Preview | Persona 4 Revival é um deleite visual e sonoro
Ainda é surpresa que os jogos da Atlus sejam artisticamente impecáveis?
Créditos da imagem: Divulgação/SEGA
Persona 4 Revival é, obviamente, um jogo belíssimo de se ver e escutar. A obviedade vem do histórico recente da Atlus, que parece não ter errado nesse sentido há um bom tempo — e as memórias frescas de Metaphor: ReFantazio e Persona 3 Reload endossam esse sentimento. Com o game em mãos, fica fácil perceber o novo acerto, e também projetar algumas tendências que devem se confirmar no lançamento completo.
Tivemos acesso a uma demonstração que abordava um dos momentos iniciais da campanha, uma pequena dungeon e, por fim, uma seção de maior exploração com direito a vários Social Links, batalhas e o recurso inédito de Prime Time.
A nova mecânica levanta algumas preocupações em fãs, já que a ideia dela é facilitar um pouco as lutas mais complexas. Caso você seja um novato em Persona, entretanto, vale se aprofundar em como funciona o básico do sistema de combate antes de explicar o que há de novo.
Em sua essência, P4R é um RPG de turnos, e parte de seu diferencial está no sistema de fraquezas. Quando algum dos combatentes recebe dano de um elemento ao qual é mais frágil, ele perde a vez. Boa parte dos golpes elementais parte da Persona escolhida pelo jogador — uma espécie de avatar que costuma se especializar em um ou outro tipo de ataque —; ao usar a Persona, pontos de SP ou HP são gastos, e um aspecto frequente das dungeons da franquia é gerenciar esses recursos ao longo dos duelos.

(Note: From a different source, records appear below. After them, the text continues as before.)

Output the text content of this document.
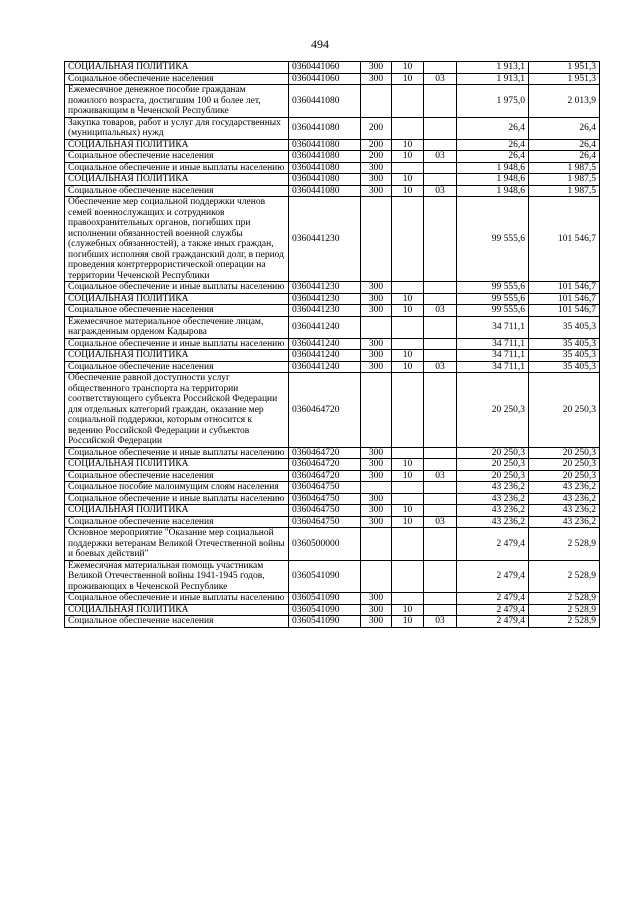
494
СОЦИАЛЬНАЯ ПОЛИТИКА	0360441060	300	10		1 913,1	1 951,3
Социальное обеспечение населения	0360441060	300	10	03	1 913,1	1 951,3
Ежемесячное денежное пособие гражданам пожилого возраста, достигшим 100 и более лет, проживающим в Чеченской Республике	0360441080				1 975,0	2 013,9
Закупка товаров, работ и услуг для государственных (муниципальных) нужд	0360441080	200			26,4	26,4
СОЦИАЛЬНАЯ ПОЛИТИКА	0360441080	200	10		26,4	26,4
Социальное обеспечение населения	0360441080	200	10	03	26,4	26,4
Социальное обеспечение и иные выплаты населению	0360441080	300			1 948,6	1 987,5
СОЦИАЛЬНАЯ ПОЛИТИКА	0360441080	300	10		1 948,6	1 987,5
Социальное обеспечение населения	0360441080	300	10	03	1 948,6	1 987,5
Обеспечение мер социальной поддержки членов семей военнослужащих и сотрудников правоохранительных органов, погибших при исполнении обязанностей военной службы (служебных обязанностей), а также иных граждан, погибших исполняя свой гражданский долг, в период проведения контртеррористической операции на территории Чеченской Республики	0360441230				99 555,6	101 546,7
Социальное обеспечение и иные выплаты населению	0360441230	300			99 555,6	101 546,7
СОЦИАЛЬНАЯ ПОЛИТИКА	0360441230	300	10		99 555,6	101 546,7
Социальное обеспечение населения	0360441230	300	10	03	99 555,6	101 546,7
Ежемесячное материальное обеспечение лицам, награжденным орденом Кадырова	0360441240				34 711,1	35 405,3
Социальное обеспечение и иные выплаты населению	0360441240	300			34 711,1	35 405,3
СОЦИАЛЬНАЯ ПОЛИТИКА	0360441240	300	10		34 711,1	35 405,3
Социальное обеспечение населения	0360441240	300	10	03	34 711,1	35 405,3
Обеспечение равной доступности услуг общественного транспорта на территории соответствующего субъекта Российской Федерации для отдельных категорий граждан, оказание мер социальной поддержки, которым относится к ведению Российской Федерации и субъектов Российской Федерации	0360464720				20 250,3	20 250,3
Социальное обеспечение и иные выплаты населению	0360464720	300			20 250,3	20 250,3
СОЦИАЛЬНАЯ ПОЛИТИКА	0360464720	300	10		20 250,3	20 250,3
Социальное обеспечение населения	0360464720	300	10	03	20 250,3	20 250,3
Социальное пособие малоимущим слоям населения	0360464750				43 236,2	43 236,2
Социальное обеспечение и иные выплаты населению	0360464750	300			43 236,2	43 236,2
СОЦИАЛЬНАЯ ПОЛИТИКА	0360464750	300	10		43 236,2	43 236,2
Социальное обеспечение населения	0360464750	300	10	03	43 236,2	43 236,2
Основное мероприятие "Оказание мер социальной поддержки ветеранам Великой Отечественной войны и боевых действий"	0360500000				2 479,4	2 528,9
Ежемесячная материальная помощь участникам Великой Отечественной войны 1941-1945 годов, проживающих в Чеченской Республике	0360541090				2 479,4	2 528,9
Социальное обеспечение и иные выплаты населению	0360541090	300			2 479,4	2 528,9
СОЦИАЛЬНАЯ ПОЛИТИКА	0360541090	300	10		2 479,4	2 528,9
Социальное обеспечение населения	0360541090	300	10	03	2 479,4	2 528,9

O Prime Time chega para aliviar um pouco esse gerenciamento. Carregado ao longo de várias lutas, ele permite emendar vários ataques, ignorando tanto o sistema de turnos quanto o gasto de SP e HP por um tempo limitado. Vale destacar que, na build disponível para testes, o Prime Time estava "buffado" para ser carregado mais rapidamente; dito isso, é fácil perceber que o seu uso é uma ajuda e tanto para chefões e inimigos mais complicados — para que a experiência da franquia seja mantida em P4R, é essencial que a Atlus acerte na frequência que o recurso poderá ser ativado.
Tangenciando as lutas, fica a pequena frustração pelo recurso de eliminar inimigos de nível mais baixo sem sequer iniciar um combate, introduzido em Metaphor, não ter aparecido por aqui.
No resto daquilo que P4R planeja cobrir (que não é pouco), o grande destaque fica para o lado artístico. Uma excelente trilha sonora acompanha absolutamente todos os momentos da gameplay, e as tradicionais cutscenes em estilo anime roubam a cena de forma magistral. A primeira vez em que o protagonista utiliza uma Persona é arrepiante, aproveitando o máximo da identidade visual belíssima.
Esses são os maiores atrativos em uma franquia que, querendo ou não, apela mais para jogadores dispostos a colocarem uma boa quantidade de horas em seus títulos. Ainda que o Prime Time seja um facilitador nas lutas, Revival segue deixando uma grande quantidade de variáveis nas mãos do jogador: mesmo em um teste curto, vimos quase uma dezena de Personas sendo introduzidas; há um número considerável de atividades disponíveis em cada dia, e é claro que se manter em dia com a previsão do tempo também é um fator essencial ao longo da campanha, para saber quanto tempo se tem para finalizar uma dungeon.
Aos que já estão acostumados com essa dinâmica, Persona 4 Revival promete ser mais uma prova de que a Atlus está em um momento incrível. Fica a questão se o Prime Time será impactante a ponto de torcer alguns narizes, mas só saberemos a resposta quando o game for lançado para PlayStation 5, Xbox Series X|S e PC em 18 de fevereiro.
Editar comentário
Excluir comentário
Confirmar a exclusão do comentário?
Comentários (0)
Os comentários são moderados e caso viole nossos Termos e Condições de uso, o comentário será excluído. A persistência na violação acarretará em um banimento da sua conta.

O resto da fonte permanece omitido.